Un bilancio positivo e nuove prospettive per una sanità sempre più inclusiva
SIENA. L’Azienda ospedaliero-universitaria Senese e l’Università per Stranieri di Siena rinnovano il Protocollo d’Intesa che consolida una collaborazione istituzionale strategica, capace di coniugare welfare culturale, sanità, formazione e competenze linguistiche, con importanti ricadute positive per i dipendenti, i pazienti e la comunità. Il rinnovo dell’accordo, della durata triennale, prosegue anche grazie ai significativi risultati raggiunti nel triennio appena concluso, che hanno dimostrato l’efficacia e il valore concreto della cooperazione tra le due istituzioni.
«L’Università per Stranieri – dichiara il rettore, Tomaso Montanari – è particolarmente felice del proseguimento e della crescita di questa collaborazione, che ci permette di mettere le nostre competenze al servizio delle persone che lavorano in una delle istituzioni più amate della città, e più centrali per il benessere di tutte e tutti. La crescente richiesta di conoscere le lingue e le culture degli altri dimostra che non tutto va nella direzione di una brutale chiusura identitaria, ed è davvero incoraggiante che sia il luogo della cura a mandare questo messaggio di apertura e volontà di relazione».

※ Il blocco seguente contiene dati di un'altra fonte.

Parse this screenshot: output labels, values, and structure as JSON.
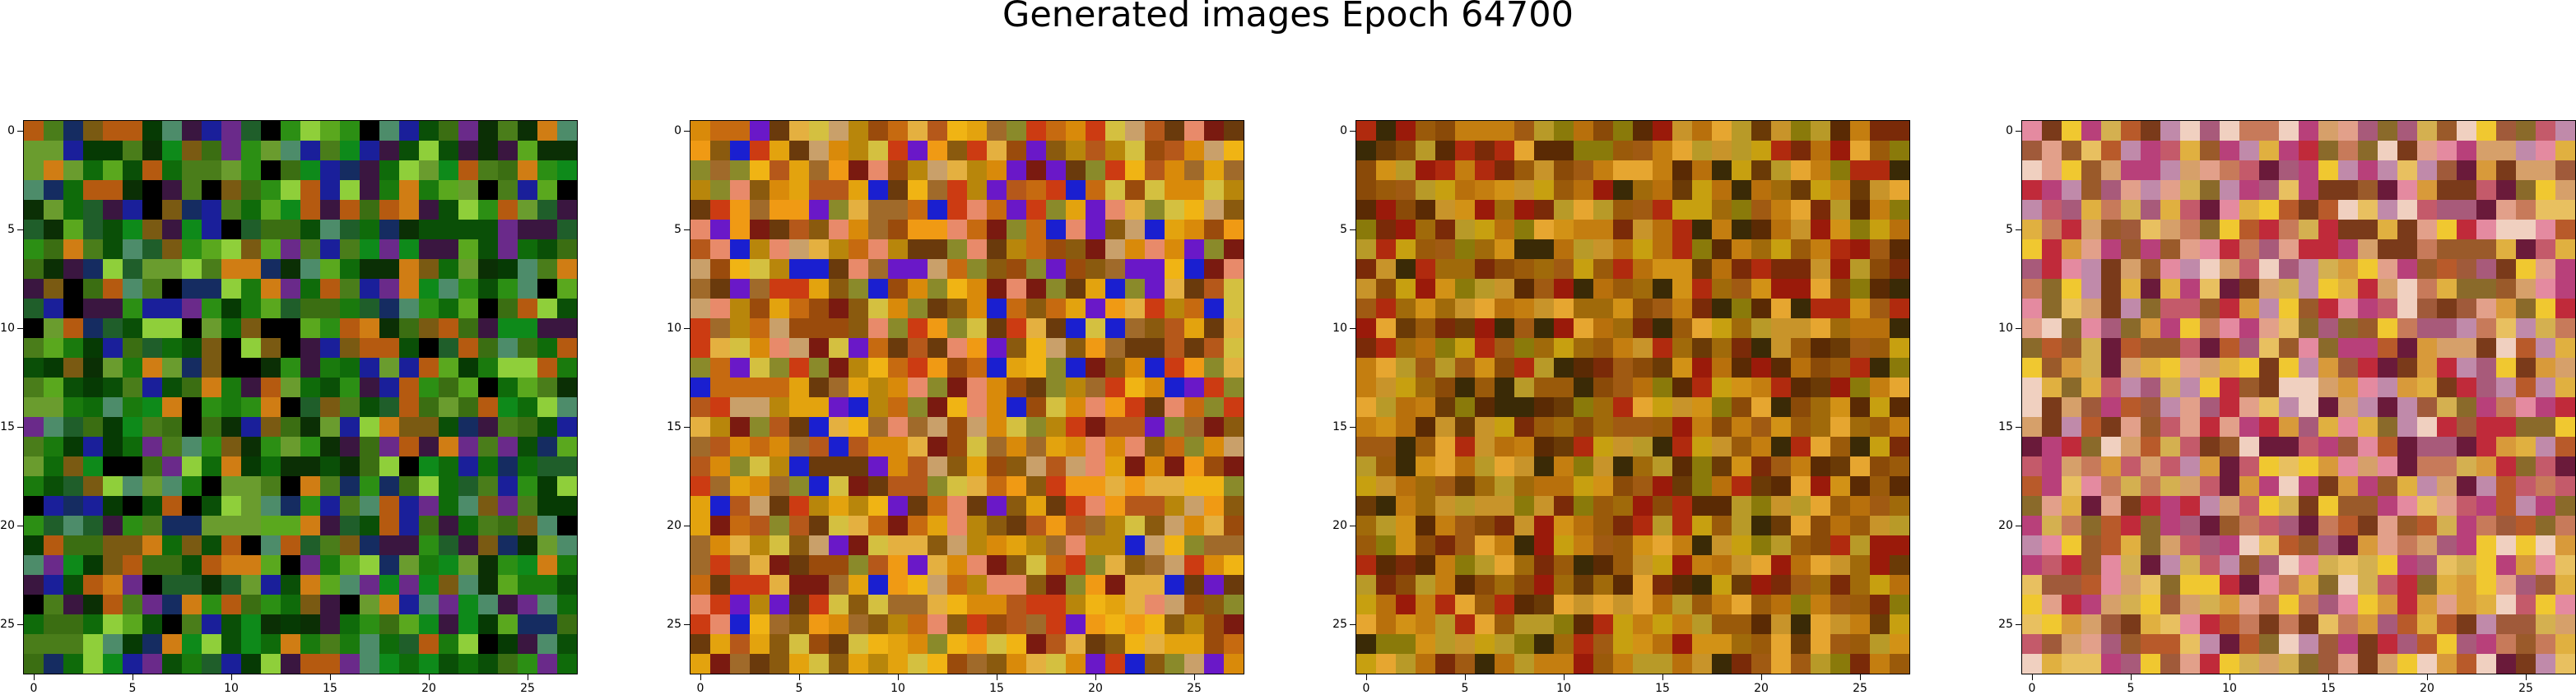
{
  "figure": {
    "title": "Generated images Epoch 64700"
  },
  "panels": [
    {
      "name": "generated-image-1",
      "palette": "green"
    },
    {
      "name": "generated-image-2",
      "palette": "orange-blue"
    },
    {
      "name": "generated-image-3",
      "palette": "brown-red"
    },
    {
      "name": "generated-image-4",
      "palette": "pink-yellow"
    }
  ],
  "axes": {
    "ticks": [
      0,
      5,
      10,
      15,
      20,
      25
    ],
    "tick_labels": [
      "0",
      "5",
      "10",
      "15",
      "20",
      "25"
    ]
  },
  "palettes": {
    "green": [
      "#0f6b0a",
      "#1a7a0d",
      "#0a4f07",
      "#063a04",
      "#2c8f14",
      "#5aa81e",
      "#4a7d1a",
      "#1f5e2a",
      "#0b2f05",
      "#6a9c2e",
      "#3b6e12",
      "#0e8a1a",
      "#8fcf3a",
      "#152c61",
      "#b55a10",
      "#3a1640",
      "#6a2a8a",
      "#000000",
      "#1a1f9a",
      "#4d8c6a",
      "#d07d14",
      "#7a5a12"
    ],
    "orange-blue": [
      "#d98a0a",
      "#c66a10",
      "#e3a30e",
      "#b5581a",
      "#9a4b0c",
      "#cc3b12",
      "#f0b414",
      "#8a5a0e",
      "#6a3a0c",
      "#c9a06a",
      "#1a1fd0",
      "#6a18c8",
      "#e88a6a",
      "#b8860b",
      "#e4b040",
      "#a06a2a",
      "#7a1a10",
      "#d4c040",
      "#8a8a2a",
      "#f09a14"
    ],
    "brown-red": [
      "#b8700c",
      "#9a5a0a",
      "#c47e10",
      "#8a4a08",
      "#a05a12",
      "#7a2a08",
      "#c7a010",
      "#6a3a06",
      "#b02a0e",
      "#a06a0a",
      "#d29216",
      "#5a2a04",
      "#8a7a0a",
      "#c8942a",
      "#e6a630",
      "#3a2a06",
      "#9a1a0a",
      "#b89a28"
    ],
    "pink-yellow": [
      "#d89a3a",
      "#c77a5a",
      "#e0b040",
      "#b85a2a",
      "#a05a3a",
      "#d6a06a",
      "#e8c060",
      "#9a5a2a",
      "#c45a6a",
      "#e48aa0",
      "#b8407a",
      "#f0d0c0",
      "#6a1a3a",
      "#c02a3a",
      "#8a6a2a",
      "#d4b050",
      "#a85a7a",
      "#e2a08a",
      "#7a3a1a",
      "#f0c830",
      "#c08aaa"
    ]
  }
}
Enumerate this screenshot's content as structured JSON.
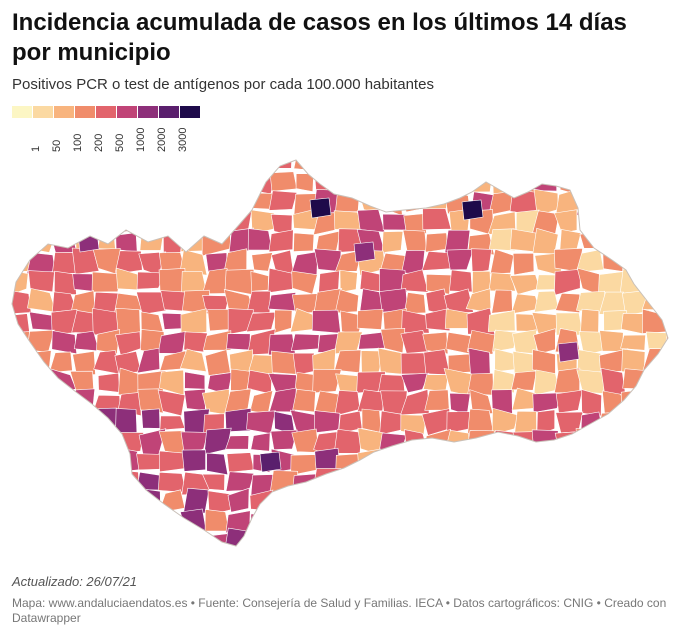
{
  "title": "Incidencia acumulada de casos en los últimos 14 días por municipio",
  "subtitle": "Positivos PCR o test de antígenos por cada 100.000 habitantes",
  "legend": {
    "colors": [
      "#fcf6c4",
      "#fbd9a2",
      "#f8b47e",
      "#f08c6b",
      "#e2646c",
      "#c04477",
      "#8d2f7a",
      "#5a1f6d",
      "#1e0a4a"
    ],
    "ticks": [
      "1",
      "50",
      "100",
      "200",
      "500",
      "1000",
      "2000",
      "3000"
    ]
  },
  "updated": "Actualizado: 26/07/21",
  "footer": "Mapa: www.andaluciaendatos.es • Fuente: Consejería de Salud y Familias. IECA • Datos cartográficos: CNIG • Creado con Datawrapper"
}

«Il rinnovo del Protocollo d’Intesa – spiega Antonio Barretta, direttore generale dell’Aou Senese – conferma una collaborazione solida e lungimirante, che continuerà a svilupparsi attraverso nuovi progetti condivisi, con l’obiettivo di migliorare la qualità dei servizi, valorizzare le competenze del personale e rispondere alle sfide di una società sempre più multiculturale e di un ospedale sempre più accogliente».
Nel corso degli ultimi tre anni, Aou Senese e Università per Stranieri di Siena hanno partecipato congiuntamente a iniziative divulgative e istituzionali, rafforzando il dialogo con il territorio e promuovendo una cultura dell’accoglienza e dell’inclusione linguistica in ambito sanitario.
Tra le esperienze più rilevanti si distingue la realizzazione del laboratorio teatrale “Le storie degli altri”, dedicato al tema della mediazione linguistica e culturale. Il laboratorio ha registrato un’ampia adesione da parte dei dipendenti dell’Aou Senese e ha ottenuto un riscontro estremamente positivo, confermandosi come uno strumento innovativo e partecipativo per riflettere sulle dinamiche comunicative nella relazione di cura e sul valore dell’ascolto dell’altro. Particolarmente significativo è stato anche l’investimento sulla formazione linguistica del personale, che ha rappresentato uno dei pilastri della collaborazione. Nei tre anni di attuazione della convenzione sono stati organizzati numerosi corsi di lingua, strutturati per livelli e calibrati sulle esigenze dei dipendenti, a partire da un test di ingresso.
Nel dettaglio, nel periodo 2023–2025 sono stati attivati dal Centro per le Lingue Straniere CLASS dell’Università per Stranieri di Siena: 6 corsi di lingua inglese, differenziati per livello; 3 corsi di tedesco base; 3 corsi di spagnolo base; 1 corso di francese base; 1 corso di coreano base; 1 corso di cinese base. A questi percorsi hanno partecipato complessivamente 237 dipendenti dell’Aou Senese, a conferma di un interesse diffuso e crescente verso il potenziamento delle competenze linguistiche. In risposta alle richieste dei partecipanti, sono state inoltre attivate classi di livello successivo per le lingue tedesco e spagnolo: 1 corso di tedesco di II livello e 1 corso di spagnolo di II livello, per un totale di 31 dipendenti; 1 corso di tedesco di III livello e 1 corso di spagnolo di III livello, che hanno coinvolto 28 dipendenti. Numeri che testimoniano non solo la partecipazione, ma anche la continuità dei percorsi formativi e la volontà dei dipendenti di consolidare nel tempo le competenze acquisite.
Accanto alla formazione, il Protocollo continua a prevedere attività di mediazione linguistico-culturale, la revisione e traduzione di testi istituzionali, progetti di ricerca applicata e iniziative dedicate all’accoglienza dei pazienti internazionali o con difficoltà linguistiche, contribuendo a rendere i servizi sanitari sempre più accessibili e orientati alla persona.